I know in Y1 our children visit a CofE church - half a day but it is only round the corner so no travel needed, just a 5 minute walk. They don't actually visit a mosque or other place of worship, but when they go into the juniors they do.

Hatespiders · 13/11/2014 18:53

Not jihab, I meant hijab!!!

IgnoreMeEveryOtherFuckerDoes · 13/11/2014 19:12

Glad to hear she had a good time Jint

TooManyMochas · 13/11/2014 19:31

This is a tangent, but its interesting how much the C of E is the default for church visits, even though its just one strand of Christianity. Quite a few C of E parish churches are completely atypical of contemporary British Christianity - too elderly, too white, too formal.
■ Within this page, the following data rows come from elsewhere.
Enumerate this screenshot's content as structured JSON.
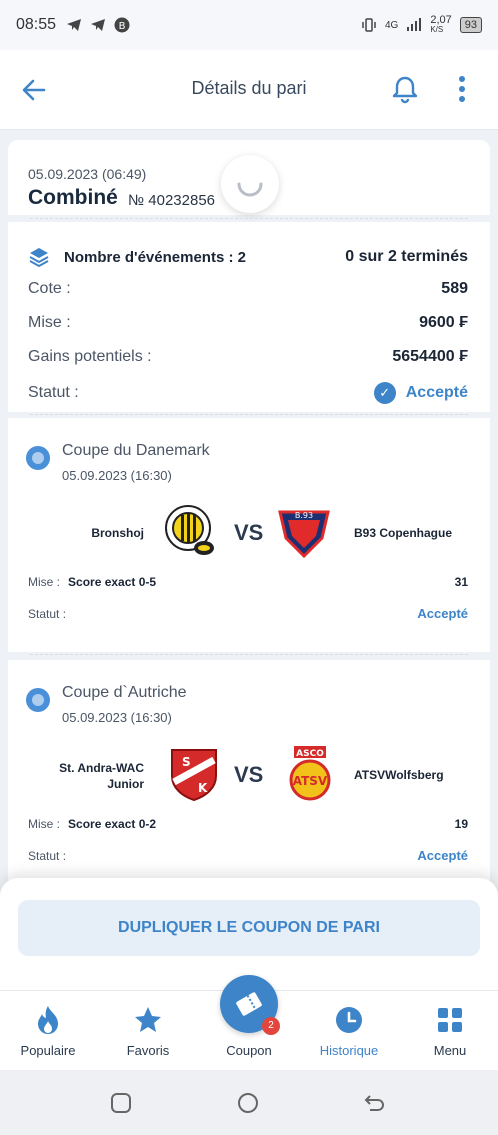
{
  "status_bar": {
    "time": "08:55",
    "network": "4G",
    "speed": "2,07",
    "speed_unit": "K/S",
    "battery": "93"
  },
  "header": {
    "title": "Détails du pari"
  },
  "bet": {
    "date": "05.09.2023 (06:49)",
    "type": "Combiné",
    "number": "№ 40232856"
  },
  "summary": {
    "events_label": "Nombre d'événements : 2",
    "progress": "0 sur 2 terminés",
    "cote_label": "Cote :",
    "cote_value": "589",
    "mise_label": "Mise :",
    "mise_value": "9600 ₣",
    "gains_label": "Gains potentiels :",
    "gains_value": "5654400 ₣",
    "statut_label": "Statut :",
    "statut_value": "Accepté"
  },
  "events": [
    {
      "competition": "Coupe du Danemark",
      "date": "05.09.2023 (16:30)",
      "home_team": "Bronshoj",
      "vs": "VS",
      "away_team": "B93 Copenhague",
      "mise_label": "Mise :",
      "pick": "Score exact 0-5",
      "odds": "31",
      "statut_label": "Statut :",
      "statut_value": "Accepté"
    },
    {
      "competition": "Coupe d`Autriche",
      "date": "05.09.2023 (16:30)",
      "home_team": "St. Andra-WAC Junior",
      "vs": "VS",
      "away_team": "ATSVWolfsberg",
      "mise_label": "Mise :",
      "pick": "Score exact 0-2",
      "odds": "19",
      "statut_label": "Statut :",
      "statut_value": "Accepté"
    }
  ],
  "actions": {
    "duplicate": "DUPLIQUER LE COUPON DE PARI"
  },
  "bottom_nav": {
    "items": [
      {
        "label": "Populaire",
        "icon": "flame-icon"
      },
      {
        "label": "Favoris",
        "icon": "star-icon"
      },
      {
        "label": "Coupon",
        "icon": "ticket-icon"
      },
      {
        "label": "Historique",
        "icon": "clock-icon"
      },
      {
        "label": "Menu",
        "icon": "grid-icon"
      }
    ],
    "coupon_badge": "2"
  },
  "colors": {
    "accent": "#3d84c8",
    "badge": "#e2453c",
    "text": "#1a2535"
  }
}
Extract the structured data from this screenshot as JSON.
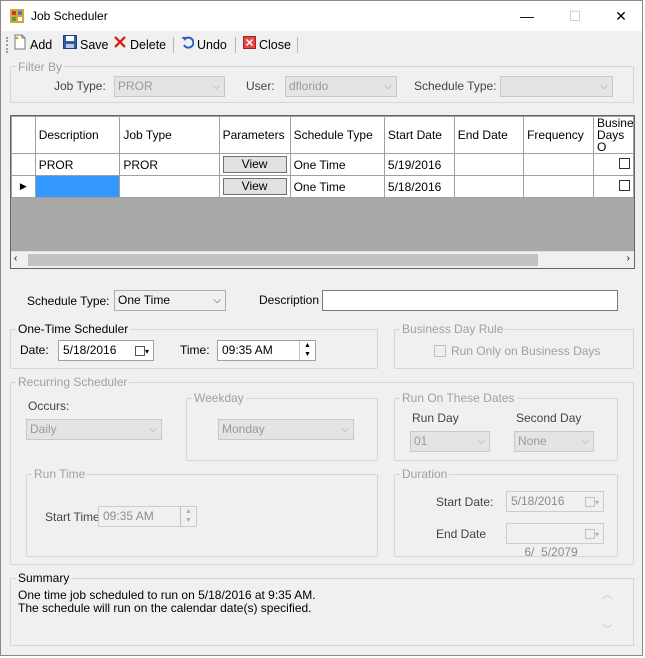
{
  "window": {
    "title": "Job Scheduler",
    "minimize": "—",
    "maximize": "☐",
    "close": "✕"
  },
  "toolbar": {
    "add": "Add",
    "save": "Save",
    "delete": "Delete",
    "undo": "Undo",
    "close": "Close"
  },
  "filter": {
    "group_label": "Filter By",
    "job_type_label": "Job Type:",
    "job_type_value": "PROR",
    "user_label": "User:",
    "user_value": "dflorido",
    "schedule_type_label": "Schedule Type:",
    "schedule_type_value": ""
  },
  "grid": {
    "headers": [
      "Description",
      "Job Type",
      "Parameters",
      "Schedule Type",
      "Start Date",
      "End Date",
      "Frequency",
      "Business Days O"
    ],
    "rows": [
      {
        "description": "PROR",
        "job_type": "PROR",
        "parameters": "View",
        "schedule_type": "One Time",
        "start_date": "5/19/2016",
        "end_date": "",
        "frequency": ""
      },
      {
        "description": "",
        "job_type": "",
        "parameters": "View",
        "schedule_type": "One Time",
        "start_date": "5/18/2016",
        "end_date": "",
        "frequency": ""
      }
    ],
    "current_row_marker": "▶"
  },
  "details": {
    "schedule_type_label": "Schedule Type:",
    "schedule_type_value": "One Time",
    "description_label": "Description",
    "description_value": ""
  },
  "one_time": {
    "group_label": "One-Time Scheduler",
    "date_label": "Date:",
    "date_value": "5/18/2016",
    "time_label": "Time:",
    "time_value": "09:35 AM"
  },
  "business_day_rule": {
    "group_label": "Business Day Rule",
    "checkbox_label": "Run Only on Business Days"
  },
  "recurring": {
    "group_label": "Recurring Scheduler",
    "occurs_label": "Occurs:",
    "occurs_value": "Daily",
    "weekday_label": "Weekday",
    "weekday_value": "Monday",
    "run_dates_label": "Run On These Dates",
    "run_day_label": "Run Day",
    "run_day_value": "01",
    "second_day_label": "Second Day",
    "second_day_value": "None",
    "run_time_label": "Run Time",
    "start_time_label": "Start Time",
    "start_time_value": "09:35 AM",
    "duration_label": "Duration",
    "start_date_label": "Start Date:",
    "start_date_value": "5/18/2016",
    "end_date_label": "End Date",
    "end_date_value": "6/  5/2079"
  },
  "summary": {
    "label": "Summary",
    "line1": "One time job scheduled to run on 5/18/2016 at 9:35 AM.",
    "line2": "The schedule will run on the calendar date(s) specified."
  }
}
ZeViteVitchofCwismas · 13/11/2014 19:36

As a balance and of course because visit to mosque all day is educational, are the children also exposed to lectures of atheists and atheists work?

Or is it only religious people who make up the UK who we need to learn about for future world peace?

MiaowTheCat · 13/11/2014 20:25

This reply has been deleted

Message withdrawn at poster's request.

Alisvolatpropiis · 13/11/2014 20:34

There's not much to learn about atheists though is.

"Those people there...they don't believe in any god. They believe in science". End. It would be a short trip.

3boys40 · 13/11/2014 20:35

out school did similar but also visited other places of worship. They were all required to cover their head and bring a vegetarian lunch which pissed me off tbh.